Resserrement monétaire drastique
Face à une situation critique, au bord de la banqueroute, Erdogan, acculé après sa fragile réélection l’année dernière, s’est résolu à laisser les manettes de l’économie à une nouvelle équipe, portée par le ministre des Finances Mehmet ÅžimÅŸek, ancien banquier d’affaires. Dans un revirement total mais très attendu, la banque centrale a drastiquement augmenté les taux d’intérêt de 8,5% à 50% pour juguler l’inflation. L’économiste turc indépendant Mahfi Egilmez, ancien conseiller au Trésor, estime que si ce resserrement monétaire était intervenu il y a trois ans, l’inflation ne dépasserait pas 10% aujourd’hui.
Depuis 2022, le gouvernement a augmenté le salaire minimum de 120 %, passant de 5 000 à 17 500 livres. Pour autant, avec des loyers qui ont triplé voire quadruplé et une livre turque en difficulté, ces augmentations sont rapidement absorbées. « En janvier, mon revenu converti en dollars valait 1 500, aujourd’hui, c’est à peine 1 100 », se lamente Kaan, un jeune électricien. Mesures d’austérité oblige, en juillet, pour la première fois, le «smic» n’a même pas été relevé, bien qu’il concerne près de 40 % des travailleurs. Dans ce contexte, les Turcs ont perdu toute confiance dans leur monnaie. Si bien que le dollar et l’euro remplacent progressivement la Livre et les échanges en cryptomonnaie explosent.

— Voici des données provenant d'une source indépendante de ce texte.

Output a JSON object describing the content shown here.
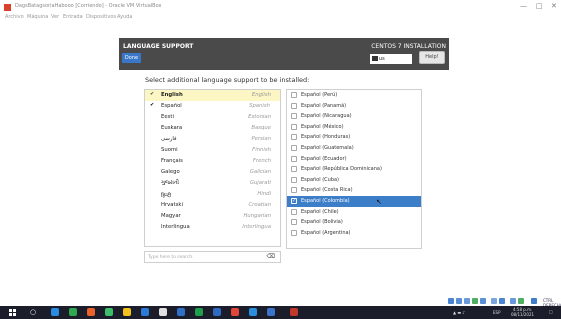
{
  "window": {
    "title": "DagsBatagsoriaHabooo [Corriendo] - Oracle VM VirtualBox",
    "menu": [
      "Archivo",
      "Máquina",
      "Ver",
      "Entrada",
      "Dispositivos",
      "Ayuda"
    ],
    "controls": {
      "minimize": "—",
      "maximize": "□",
      "close": "✕"
    }
  },
  "installer": {
    "section_title": "LANGUAGE SUPPORT",
    "product_title": "CENTOS 7 INSTALLATION",
    "done_label": "Done",
    "keyboard_value": "us",
    "help_label": "Help!",
    "prompt": "Select additional language support to be installed:"
  },
  "languages": [
    {
      "native": "English",
      "english": "English",
      "state": "added"
    },
    {
      "native": "Español",
      "english": "Spanish",
      "state": "selected"
    },
    {
      "native": "Eesti",
      "english": "Estonian",
      "state": ""
    },
    {
      "native": "Euskara",
      "english": "Basque",
      "state": ""
    },
    {
      "native": "فارسی",
      "english": "Persian",
      "state": ""
    },
    {
      "native": "Suomi",
      "english": "Finnish",
      "state": ""
    },
    {
      "native": "Français",
      "english": "French",
      "state": ""
    },
    {
      "native": "Galego",
      "english": "Galician",
      "state": ""
    },
    {
      "native": "ગુજરાતી",
      "english": "Gujarati",
      "state": ""
    },
    {
      "native": "हिन्दी",
      "english": "Hindi",
      "state": ""
    },
    {
      "native": "Hrvatski",
      "english": "Croatian",
      "state": ""
    },
    {
      "native": "Magyar",
      "english": "Hungarian",
      "state": ""
    },
    {
      "native": "Interlingua",
      "english": "Interlingua",
      "state": ""
    }
  ],
  "check_marks": {
    "added": "✔",
    "selected": "✔",
    "arrow": "❯",
    "box_checked": "✓"
  },
  "search": {
    "placeholder": "Type here to search.",
    "clear_icon": "⌫"
  },
  "locales": [
    {
      "label": "Español (Perú)",
      "checked": false
    },
    {
      "label": "Español (Panamá)",
      "checked": false
    },
    {
      "label": "Español (Nicaragua)",
      "checked": false
    },
    {
      "label": "Español (México)",
      "checked": false
    },
    {
      "label": "Español (Honduras)",
      "checked": false
    },
    {
      "label": "Español (Guatemala)",
      "checked": false
    },
    {
      "label": "Español (Ecuador)",
      "checked": false
    },
    {
      "label": "Español (República Dominicana)",
      "checked": false
    },
    {
      "label": "Español (Cuba)",
      "checked": false
    },
    {
      "label": "Español (Costa Rica)",
      "checked": false
    },
    {
      "label": "Español (Colombia)",
      "checked": true
    },
    {
      "label": "Español (Chile)",
      "checked": false
    },
    {
      "label": "Español (Bolivia)",
      "checked": false
    },
    {
      "label": "Español (Argentina)",
      "checked": false
    }
  ],
  "statusbar": {
    "host_key": "CTRL DERECHA"
  },
  "taskbar": {
    "time": "4:58 p.m.",
    "date": "08/11/2021",
    "lang": "ESP"
  },
  "colors": {
    "accent": "#3d7ec9",
    "header": "#4a4a4a",
    "added_bg": "#fbf6c4",
    "taskbar": "#1b1e2a"
  }
}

Des commerçants désespérés
À 1h30 de bateau d’Istanbul, sur l’une des trois îles aux Princes, à Heybeliada, petit coin de paradis où vivent 3 000 âmes à l’année et dix fois plus l’été, l’économie insulaire souffre aussi. Ce gérant de 47 ans assure avoir perdu 70% de clientèle dans sa boutique de vêtements. « Les Turcs n’achètent plus comme avant, raconte Mesut, le vague à l’âme. Même les étrangers trouvent que c’est cher ! On réussit à se vêtir et à se nourrir mais c’est tout ce qu’on fait.» Mahir, 43 ans, un autre commerçant de l’île qui gère une pâtisserie depuis 18 ans se dit aussi « énormément impacté ». « Je ne fais plus les comptes aujourd’hui, si je le faisais encore, j’aurais fermé depuis longtemps », explique-t-il avec un sourire nerveux. Lui, qui a toujours bouclé ses fins de mois est plus souvent dans le rouge, alors que son loyer ampute la moitié de ses revenus contre un tiers auparavant. Pour tenir le coup il s’endette auprès de fournisseurs qui ont eux-mêmes une ardoise auprès de leurs distributeurs.
Retour dans la vieille ville d’Istanbul. Les dômes majestueux dominent l’horizon. Les vendeurs ambulants serpentent sur les rues en direction du Grand Bazar, attraction numéro une de la cité. Un monde à lui tout seul avec son labyrinthe fascinant de 60 ruelles couvertes et ses milliers de boutiques. Royaume du marchandage et de l’artisanat, où les odeurs d’épices exotiques, de cuir et de café fraîchement torréfié flottent dans l’air, on y trouve de tout. Des bijoux en or, des tapis, des lanternes en verre soufflé… Et des commerçants désespérés. Ali, un vendeur de thé au petit gabarit, vêtu d’un jogging gris attend le chaland. « Les affaires sont mauvaises, tout est devenu trop cher, soupire-t-il. Peu importe votre métier, un salaire ne suffit plus ici.»